Zhao-Karger Zhirong, Fichtner Maximilian
Helmholtz Institute Ulm, Ulm, Germany.
Institute of Nanotechnology, Karlsruhe Institute of Technology, Karlsruhe, Germany.
Front Chem. 2019 Jan 15;6:656. doi: 10.3389/fchem.2018.00656. eCollection 2018.
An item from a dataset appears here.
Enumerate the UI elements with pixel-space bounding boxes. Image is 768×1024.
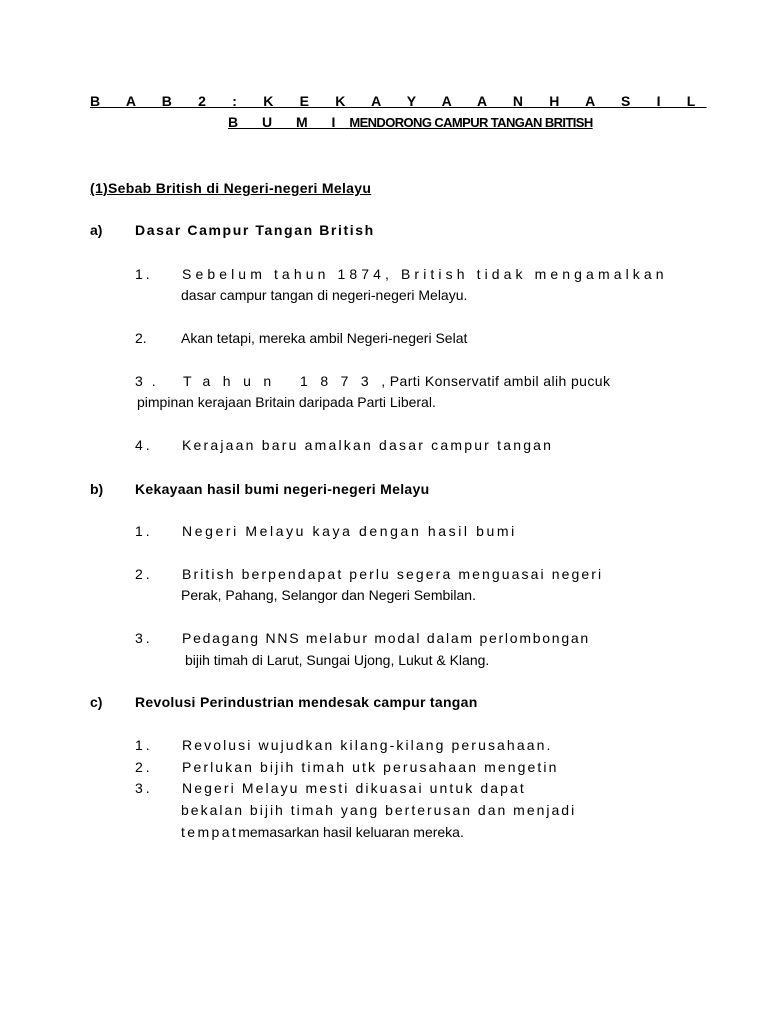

Rechargeable magnesium (Mg) batteries are an attractive candidate for next-generation battery technology because of their potential to offer high energy density, low cost, and safe use. Despite recent substantial progress achieved in the development of efficient electrolytes, identifying high-performance cathode materials remains a bottleneck for the realization of practical Mg batteries. Due to the strong interaction between the doubly charged Mg ions and the host matrix, most of the conventional intercalation cathodes suffer from low capacity, high voltage hysteresis, and low energy density in Mg based battery systems. Alternatively, the thermodynamically favorable conversion reaction may circumvent the sluggish Mg diffusion kinetics. In this review, the focus will be laid on promising cathodes beyond the typical intercalation-type materials. We will give an overview of the recent emerging Mg systems with conversion-type and organic cathodes.
可充电镁(Mg)电池因其具有提供高能量密度、低成本和安全使用的潜力,是下一代电池技术的一个有吸引力的候选者。尽管最近在高效电解质的开发方面取得了重大进展,但识别高性能阴极材料仍然是实现实用镁电池的一个瓶颈。由于双电荷镁离子与主体基质之间的强相互作用,大多数传统的插层阴极在镁基电池系统中存在容量低、电压滞后高和能量密度低的问题。另外,热力学上有利的转换反应可能会规避缓慢的镁扩散动力学。在这篇综述中,重点将放在典型插层型材料之外的有前景的阴极上。我们将概述最近出现的具有转换型和有机阴极的镁系统。